Si ese es el objetivo que el país necesita alcanzar, el 4 de septiembre es solamente una derrota táctica en orden a conseguir esa meta. La búsqueda de una nueva Constitución, construida en condiciones democráticas, que genere la confianza pública necesaria, sigue planteada y se deberán buscar todas las vías adecuadas para alcanzarlo.


Pero sería ingenuo pensar que todos los actores políticos concuerdan en esta mirada. Hay quienes creen que esta es una derrota estratégica del proceso de cambio constitucional y lo que buscan es la perpetuación del actual texto sobre la base de mecanismos de boicot que, por modalidad activa o pasiva, impidan su renovación. Además, algunos actores que se comprometieron a realizar el cambio constitucional no parecen dispuestos a que este proceso sea expresión de la libre deliberación pública y apuestan a tutelarlo mediante el subterfugio de una mano “experta”, que perfectamente podría encubrir los intereses de lobbies o de determinados incumbentes.


Si el proceso constitucional fracasa de forma definitiva es previsible que se incremente la disfuncionalidad de las relaciones políticas. Con un proceso legislativo bloqueado y una creciente tensión social no resuelta, el pronóstico es propicio a las soluciones de fuerza, ya sea de carácter autoritario o producto de la anomia de una sociedad debilitada en sus mecanismos de cohesión.
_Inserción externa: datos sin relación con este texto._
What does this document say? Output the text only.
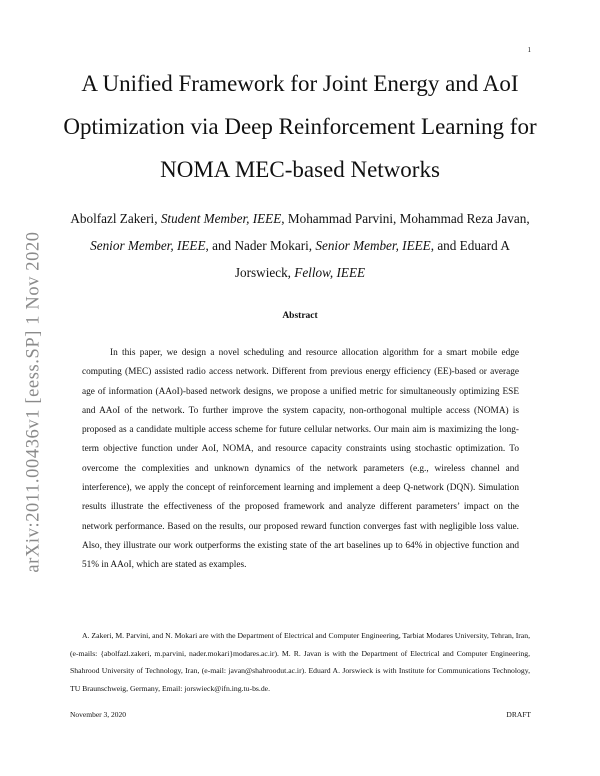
1
arXiv:2011.00436v1 [eess.SP] 1 Nov 2020
A Unified Framework for Joint Energy and AoI Optimization via Deep Reinforcement Learning for NOMA MEC-based Networks
Abolfazl Zakeri, Student Member, IEEE, Mohammad Parvini, Mohammad Reza Javan, Senior Member, IEEE, and Nader Mokari, Senior Member, IEEE, and Eduard A Jorswieck, Fellow, IEEE
Abstract
In this paper, we design a novel scheduling and resource allocation algorithm for a smart mobile edge computing (MEC) assisted radio access network. Different from previous energy efficiency (EE)-based or average age of information (AAoI)-based network designs, we propose a unified metric for simultaneously optimizing ESE and AAoI of the network. To further improve the system capacity, non-orthogonal multiple access (NOMA) is proposed as a candidate multiple access scheme for future cellular networks. Our main aim is maximizing the long-term objective function under AoI, NOMA, and resource capacity constraints using stochastic optimization. To overcome the complexities and unknown dynamics of the network parameters (e.g., wireless channel and interference), we apply the concept of reinforcement learning and implement a deep Q-network (DQN). Simulation results illustrate the effectiveness of the proposed framework and analyze different parameters’ impact on the network performance. Based on the results, our proposed reward function converges fast with negligible loss value. Also, they illustrate our work outperforms the existing state of the art baselines up to 64% in objective function and 51% in AAoI, which are stated as examples.
A. Zakeri, M. Parvini, and N. Mokari are with the Department of Electrical and Computer Engineering, Tarbiat Modares University, Tehran, Iran, (e-mails: {abolfazl.zakeri, m.parvini, nader.mokari}modares.ac.ir). M. R. Javan is with the Department of Electrical and Computer Engineering, Shahrood University of Technology, Iran, (e-mail: javan@shahroodut.ac.ir). Eduard A. Jorswieck is with Institute for Communications Technology, TU Braunschweig, Germany, Email: jorswieck@ifn.ing.tu-bs.de.
November 3, 2020	DRAFT
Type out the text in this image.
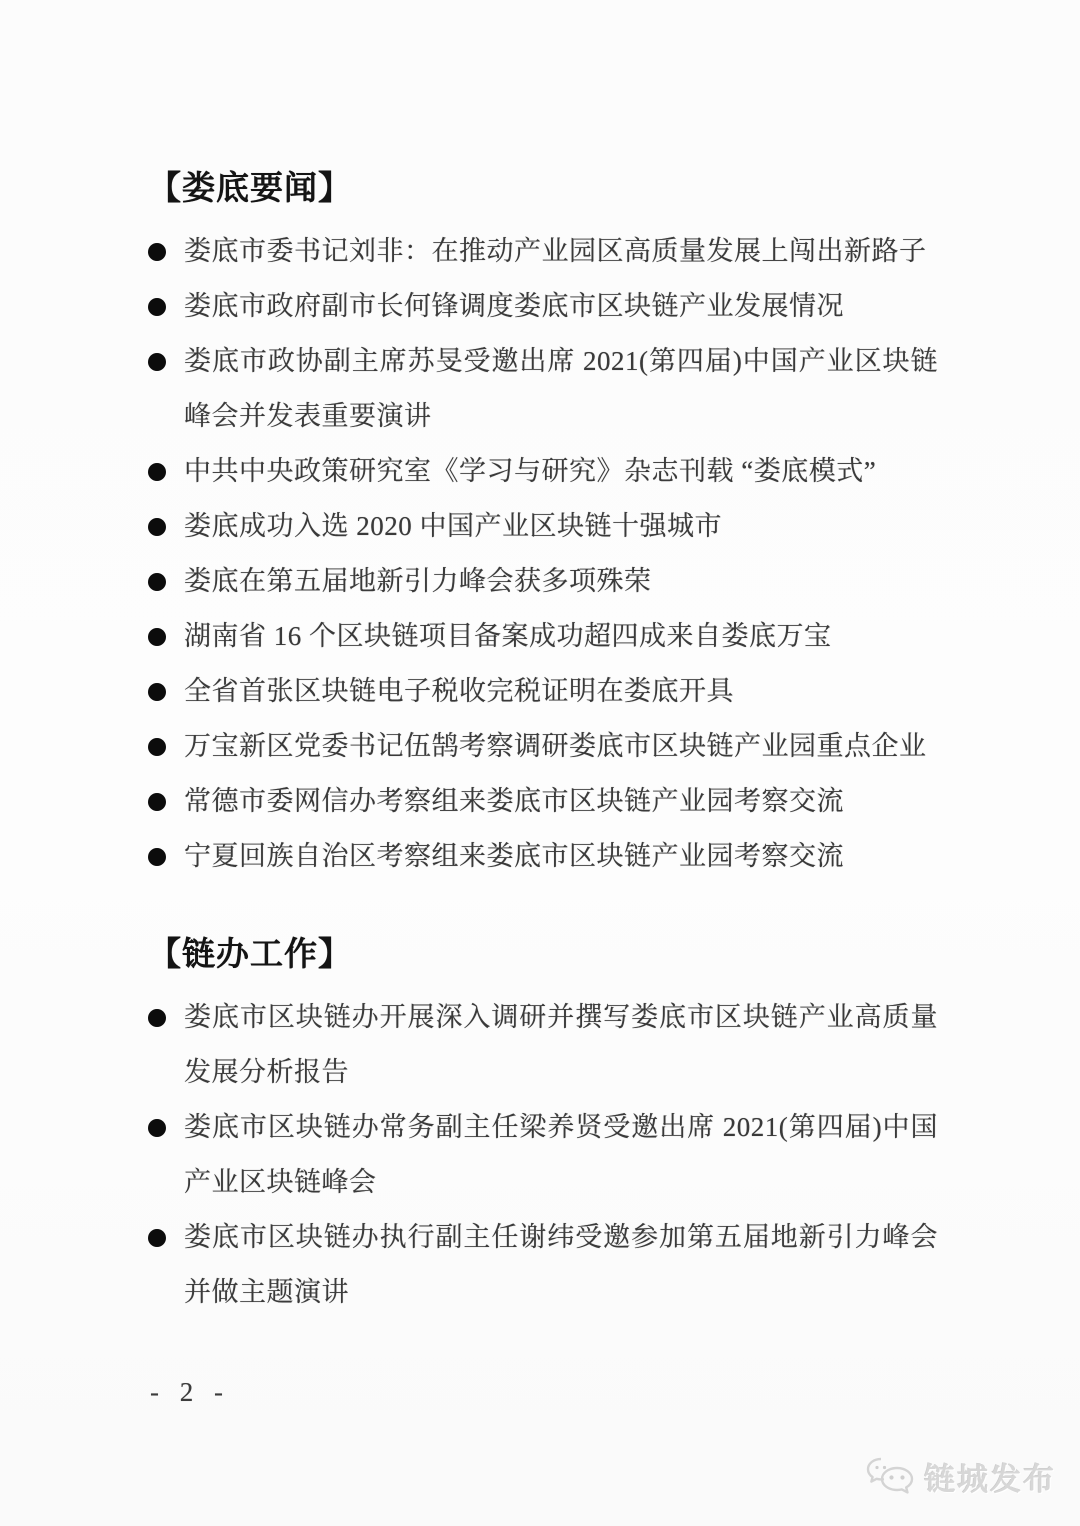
【娄底要闻】
娄底市委书记刘非：在推动产业园区高质量发展上闯出新路子
娄底市政府副市长何锋调度娄底市区块链产业发展情况
娄底市政协副主席苏旻受邀出席 2021(第四届)中国产业区块链峰会并发表重要演讲
中共中央政策研究室《学习与研究》杂志刊载 “娄底模式”
娄底成功入选 2020 中国产业区块链十强城市
娄底在第五届地新引力峰会获多项殊荣
湖南省 16 个区块链项目备案成功超四成来自娄底万宝
全省首张区块链电子税收完税证明在娄底开具
万宝新区党委书记伍鹄考察调研娄底市区块链产业园重点企业
常德市委网信办考察组来娄底市区块链产业园考察交流
宁夏回族自治区考察组来娄底市区块链产业园考察交流
【链办工作】
娄底市区块链办开展深入调研并撰写娄底市区块链产业高质量发展分析报告
娄底市区块链办常务副主任梁养贤受邀出席 2021(第四届)中国产业区块链峰会
娄底市区块链办执行副主任谢纬受邀参加第五届地新引力峰会并做主题演讲
- 2 -
链城发布
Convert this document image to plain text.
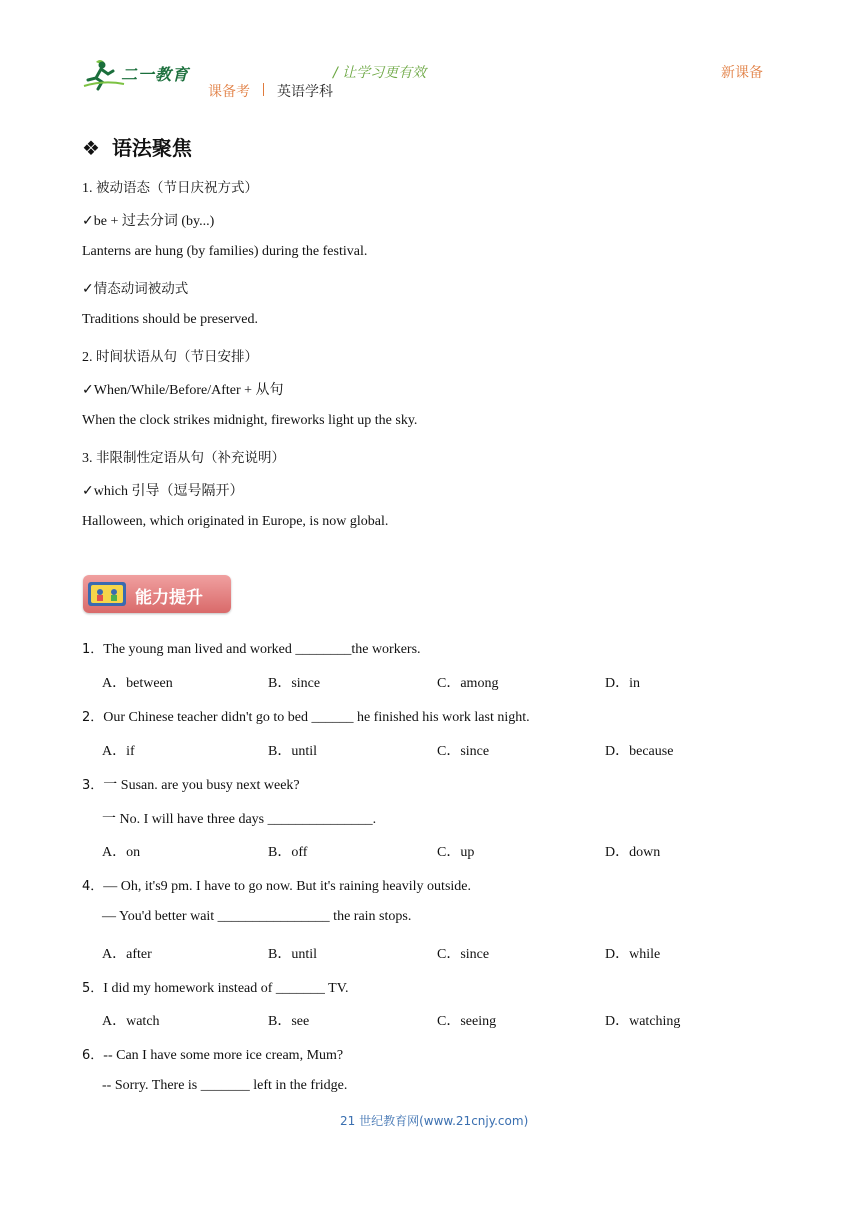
二一教育	/ 让学习更有效	新课备
课备考 英语学科
❖ 语法聚焦
1. 被动语态（节日庆祝方式）
✓be + 过去分词 (by...)
Lanterns are hung (by families) during the festival.
✓情态动词被动式
Traditions should be preserved.
2. 时间状语从句（节日安排）
✓When/While/Before/After + 从句
When the clock strikes midnight, fireworks light up the sky.
3. 非限制性定语从句（补充说明）
✓which 引导（逗号隔开）
Halloween, which originated in Europe, is now global.
能力提升
1．The young man lived and worked ________the workers.
A．between	B．since	C．among	D．in
2．Our Chinese teacher didn't go to bed ______ he finished his work last night.
A．if	B．until	C．since	D．because
3．一 Susan. are you busy next week?
一 No. I will have three days _______________.
A．on	B．off	C．up	D．down
4．— Oh, it's9 pm. I have to go now. But it's raining heavily outside.
— You'd better wait ________________ the rain stops.
A．after	B．until	C．since	D．while
5．I did my homework instead of _______ TV.
A．watch	B．see	C．seeing	D．watching
6．-- Can I have some more ice cream, Mum?
-- Sorry. There is _______ left in the fridge.
21 世纪教育网(www.21cnjy.com)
Podemos convertir el 4 de septiembre en una derrota táctica, que permita identificar puntos pendientes y necesarios para una respuesta constitucional cualitativamente superior, o hacer de ella un momento de derrota estratégica que impida al país generar las transformaciones que debe abordar imperiosamente.


La propuesta constitucional rechazada el 4 de septiembre será, para quienes la aprobamos, la mejor Constitución que nunca tendremos. Es necesario vivir el justo duelo por ese texto, en particular por muchos de los criterios y derechos cuidadosamente precisados y definidos en su redacción. La nueva Constitución tenderá a ser mucho más genérica y obligará a que un proceso legislativo posterior sea el que defina lo que en ella no quede plasmado. Pero todo lo que la Convención propuso como texto constitucional es necesario conservarlo y aquilatarlo como programa de transformaciones en un horizonte político que permanece abierto a una discusión particular de cada una de sus propuestas. Es necesario asumir, como afirmó el Presidente Gabriel Boric ante Naciones Unidas, que “representar el malestar es mucho más sencillo que producir las soluciones”. Allí es necesario concentrar los esfuerzos y las energías en el próximo período.